The New Day tease a walkout, but are interrupted by Los Matadores and the Lucha Dragons reminding everyone they exist, which seemingly pauses the count, giving Titus a chance to drag Xavier back to the ring by the ear. Darren Young gets the win with the Gut Check.

Cesaro & Neville vs Kevin Owens & Seth Rollins

This match is previewed throughout the night with silent shots of the two tag teams strategizing backstage, which are unintentionally adorable. Kevin Owens sat crosslegged on a storage box while Seth Rollins wildly gesticulates to him is a particularly excellent tableau. I am crazy about the concept that it’s taken the last hour of SmackDown for them to be able to formulate a plan for this throwaway consequence-free main event that’ll probably end in a DQ anyway. It makes me wonder if they just started chatting about random stuff, and doing the gestures only when the cameras came past.

Even if it is sort of meaningless in the larger scale of SummerSlam and the future, I don’t ask for much, and it’s awesome to have a main event like this: something to be proud of over here nestled on a Thursday evening, while everyone else is catching up on the G1. Thank goodness, I nearly slipped into an irretrievable depression after last week.

This match starts out dramatically, with a delayed vertical from Cesaro on Rollins, followed swiftly by a standing moonsault from Neville. I hope that’s the combo they were discussing backstage for an hour. They certainly seem very proud of it.

This is the first time face Cesaro has felt a little jarring, because it occurred to me that Neville was bouncing around during the memorable Zayn/Cesaro clashes on NXT, and now everything is very different. Expecting consistent internal logic to go back literally years is unreasonable, of course. I’m just interested to see what happens if Zayn and Cesaro cross paths again when Sami’s healthy: I hope they don’t forget everything.

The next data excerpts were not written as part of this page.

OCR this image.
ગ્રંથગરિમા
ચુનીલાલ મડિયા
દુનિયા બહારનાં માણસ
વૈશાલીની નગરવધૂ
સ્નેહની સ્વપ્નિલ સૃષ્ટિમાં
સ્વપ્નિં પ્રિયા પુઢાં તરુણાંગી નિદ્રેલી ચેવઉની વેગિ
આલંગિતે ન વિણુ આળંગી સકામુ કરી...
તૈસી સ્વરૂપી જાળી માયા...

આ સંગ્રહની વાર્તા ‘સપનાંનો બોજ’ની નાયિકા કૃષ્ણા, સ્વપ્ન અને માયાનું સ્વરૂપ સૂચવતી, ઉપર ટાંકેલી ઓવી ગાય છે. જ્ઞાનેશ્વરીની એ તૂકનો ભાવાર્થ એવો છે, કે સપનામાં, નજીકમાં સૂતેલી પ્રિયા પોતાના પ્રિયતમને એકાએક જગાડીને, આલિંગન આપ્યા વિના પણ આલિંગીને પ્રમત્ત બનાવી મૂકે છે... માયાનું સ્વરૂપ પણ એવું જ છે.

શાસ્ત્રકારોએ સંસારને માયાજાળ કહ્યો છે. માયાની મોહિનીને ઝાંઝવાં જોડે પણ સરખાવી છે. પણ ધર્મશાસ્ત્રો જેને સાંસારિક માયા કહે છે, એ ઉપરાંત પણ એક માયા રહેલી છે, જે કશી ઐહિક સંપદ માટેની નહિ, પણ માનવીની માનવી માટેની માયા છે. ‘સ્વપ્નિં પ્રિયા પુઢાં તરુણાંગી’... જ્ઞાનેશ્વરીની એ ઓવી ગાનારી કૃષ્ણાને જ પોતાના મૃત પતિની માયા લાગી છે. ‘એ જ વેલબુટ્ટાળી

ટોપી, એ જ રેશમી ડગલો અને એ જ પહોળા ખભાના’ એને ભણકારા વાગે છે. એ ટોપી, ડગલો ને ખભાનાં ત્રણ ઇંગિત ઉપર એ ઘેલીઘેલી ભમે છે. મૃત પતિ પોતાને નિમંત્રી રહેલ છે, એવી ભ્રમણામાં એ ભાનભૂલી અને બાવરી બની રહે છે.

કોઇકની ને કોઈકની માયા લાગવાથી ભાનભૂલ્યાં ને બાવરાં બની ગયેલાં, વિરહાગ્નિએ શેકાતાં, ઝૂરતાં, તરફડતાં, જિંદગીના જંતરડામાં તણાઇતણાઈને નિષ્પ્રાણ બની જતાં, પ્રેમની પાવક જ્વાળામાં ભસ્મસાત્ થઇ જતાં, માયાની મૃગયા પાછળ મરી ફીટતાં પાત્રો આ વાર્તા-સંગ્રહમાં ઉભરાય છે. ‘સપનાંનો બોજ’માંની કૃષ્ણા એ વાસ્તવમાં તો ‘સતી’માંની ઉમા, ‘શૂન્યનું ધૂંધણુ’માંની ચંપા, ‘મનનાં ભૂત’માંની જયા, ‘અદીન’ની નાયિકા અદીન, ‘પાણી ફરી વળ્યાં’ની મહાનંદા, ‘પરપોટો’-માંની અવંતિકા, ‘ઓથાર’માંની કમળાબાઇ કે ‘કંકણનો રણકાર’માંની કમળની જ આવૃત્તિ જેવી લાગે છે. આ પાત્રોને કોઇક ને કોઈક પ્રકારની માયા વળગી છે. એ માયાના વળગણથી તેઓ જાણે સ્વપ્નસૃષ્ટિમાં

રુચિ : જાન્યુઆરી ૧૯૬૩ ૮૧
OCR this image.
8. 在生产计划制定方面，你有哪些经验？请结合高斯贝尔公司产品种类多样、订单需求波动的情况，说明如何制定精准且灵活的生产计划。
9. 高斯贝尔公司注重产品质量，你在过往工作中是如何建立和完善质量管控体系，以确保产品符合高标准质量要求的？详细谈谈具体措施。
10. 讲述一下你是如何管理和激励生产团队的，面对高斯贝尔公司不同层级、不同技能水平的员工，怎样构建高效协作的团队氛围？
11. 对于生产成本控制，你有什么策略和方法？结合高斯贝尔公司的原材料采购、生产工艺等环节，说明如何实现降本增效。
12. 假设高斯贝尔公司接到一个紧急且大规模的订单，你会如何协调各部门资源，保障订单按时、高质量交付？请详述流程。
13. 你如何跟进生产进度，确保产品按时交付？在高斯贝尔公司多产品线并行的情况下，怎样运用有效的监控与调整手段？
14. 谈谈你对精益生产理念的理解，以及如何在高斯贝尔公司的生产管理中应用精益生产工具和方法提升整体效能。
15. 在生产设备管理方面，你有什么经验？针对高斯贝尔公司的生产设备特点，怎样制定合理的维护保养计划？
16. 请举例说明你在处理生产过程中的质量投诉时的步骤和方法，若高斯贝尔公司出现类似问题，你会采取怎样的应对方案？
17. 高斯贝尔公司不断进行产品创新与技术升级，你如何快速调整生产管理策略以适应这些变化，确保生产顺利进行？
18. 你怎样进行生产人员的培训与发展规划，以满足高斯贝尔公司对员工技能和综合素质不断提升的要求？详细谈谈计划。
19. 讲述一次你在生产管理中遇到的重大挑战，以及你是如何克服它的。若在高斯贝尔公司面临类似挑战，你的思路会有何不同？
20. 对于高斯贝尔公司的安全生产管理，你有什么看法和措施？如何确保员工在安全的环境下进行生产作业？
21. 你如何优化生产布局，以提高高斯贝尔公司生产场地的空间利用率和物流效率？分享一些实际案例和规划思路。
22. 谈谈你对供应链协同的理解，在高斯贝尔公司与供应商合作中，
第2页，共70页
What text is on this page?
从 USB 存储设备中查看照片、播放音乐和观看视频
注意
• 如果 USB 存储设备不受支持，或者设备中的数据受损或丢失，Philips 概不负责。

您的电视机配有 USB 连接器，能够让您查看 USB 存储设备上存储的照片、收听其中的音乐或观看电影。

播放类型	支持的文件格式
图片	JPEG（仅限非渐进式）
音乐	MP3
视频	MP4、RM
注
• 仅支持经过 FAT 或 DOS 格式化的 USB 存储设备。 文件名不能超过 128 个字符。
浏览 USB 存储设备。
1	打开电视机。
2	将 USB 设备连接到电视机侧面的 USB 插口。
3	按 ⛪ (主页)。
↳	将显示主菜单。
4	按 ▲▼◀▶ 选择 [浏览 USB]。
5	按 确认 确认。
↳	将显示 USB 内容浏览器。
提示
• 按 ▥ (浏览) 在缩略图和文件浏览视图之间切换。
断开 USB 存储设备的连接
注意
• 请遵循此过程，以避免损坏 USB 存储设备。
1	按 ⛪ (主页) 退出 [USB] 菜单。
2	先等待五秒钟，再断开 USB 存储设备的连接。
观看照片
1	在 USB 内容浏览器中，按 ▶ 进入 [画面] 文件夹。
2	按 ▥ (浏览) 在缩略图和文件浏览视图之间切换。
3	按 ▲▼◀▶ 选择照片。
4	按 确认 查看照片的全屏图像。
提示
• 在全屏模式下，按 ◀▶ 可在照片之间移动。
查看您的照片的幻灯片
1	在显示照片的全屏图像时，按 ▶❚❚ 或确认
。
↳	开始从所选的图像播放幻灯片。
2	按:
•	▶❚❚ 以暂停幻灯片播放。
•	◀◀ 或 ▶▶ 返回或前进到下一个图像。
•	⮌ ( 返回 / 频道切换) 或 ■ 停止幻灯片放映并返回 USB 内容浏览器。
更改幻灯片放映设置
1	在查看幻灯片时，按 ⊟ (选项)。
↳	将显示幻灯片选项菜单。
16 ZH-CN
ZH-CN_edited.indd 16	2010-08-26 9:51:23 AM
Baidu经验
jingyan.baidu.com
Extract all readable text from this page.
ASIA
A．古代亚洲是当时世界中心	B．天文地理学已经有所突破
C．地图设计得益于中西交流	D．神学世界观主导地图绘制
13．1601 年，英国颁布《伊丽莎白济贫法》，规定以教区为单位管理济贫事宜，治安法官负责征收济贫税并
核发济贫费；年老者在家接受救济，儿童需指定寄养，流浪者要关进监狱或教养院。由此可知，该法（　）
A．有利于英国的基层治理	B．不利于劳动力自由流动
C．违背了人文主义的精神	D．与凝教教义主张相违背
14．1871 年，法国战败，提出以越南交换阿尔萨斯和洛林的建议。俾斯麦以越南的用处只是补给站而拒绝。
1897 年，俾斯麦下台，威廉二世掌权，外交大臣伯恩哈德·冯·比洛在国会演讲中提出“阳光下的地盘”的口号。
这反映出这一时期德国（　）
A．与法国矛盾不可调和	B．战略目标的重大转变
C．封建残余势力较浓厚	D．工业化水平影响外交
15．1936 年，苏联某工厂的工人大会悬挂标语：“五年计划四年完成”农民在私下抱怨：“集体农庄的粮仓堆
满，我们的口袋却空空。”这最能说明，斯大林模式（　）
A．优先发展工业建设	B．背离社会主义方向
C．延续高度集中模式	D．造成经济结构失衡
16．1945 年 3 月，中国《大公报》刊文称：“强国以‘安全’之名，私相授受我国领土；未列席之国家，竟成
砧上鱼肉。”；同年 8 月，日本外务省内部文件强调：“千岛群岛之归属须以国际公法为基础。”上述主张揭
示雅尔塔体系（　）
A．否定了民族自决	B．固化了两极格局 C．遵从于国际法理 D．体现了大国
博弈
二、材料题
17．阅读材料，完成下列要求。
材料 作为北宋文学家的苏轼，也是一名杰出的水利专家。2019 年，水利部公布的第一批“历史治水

This is a fun, show-off match that is exactly what you want from a ten minute romp featuring Cesaro. At one point Cesaro has Rollins effortlessly horizontally aloft above his head, and marches to the edge of the ring to throw him to the outside, where Kevin Owens is bumbling around, dazed. Upon noticing Seth’s silhouette hurtling towards him, Owens just turns around and walks away, letting Seth crash to the outside. These little breaks from the script; these personal touches that defy the WWE nonsense logic; add so much to Owens’ character and make every match he’s a part of richer.

Rollins gets a sneak roll up on Cesaro after a boisterous sequence of reversals, and Owens continues a beatdown after the bell. Cesaro recovers with renewed vigor to hit an Alpamare Waterslide on Owens, which is topped off by a Red Arrow.

Final Thoughts: After briefly losing all the best members of the roster to Australia, things are looking up this week. This is a premature SummerSlam preview card, and promo-heavy, but that’s an improvement on whatever last week was.

Oh wait, quickly, before we finish….

  • Best dressed: Neville, the whole ensemble with the t-shirt makes him look like an adorable Cadbury chocolate bar.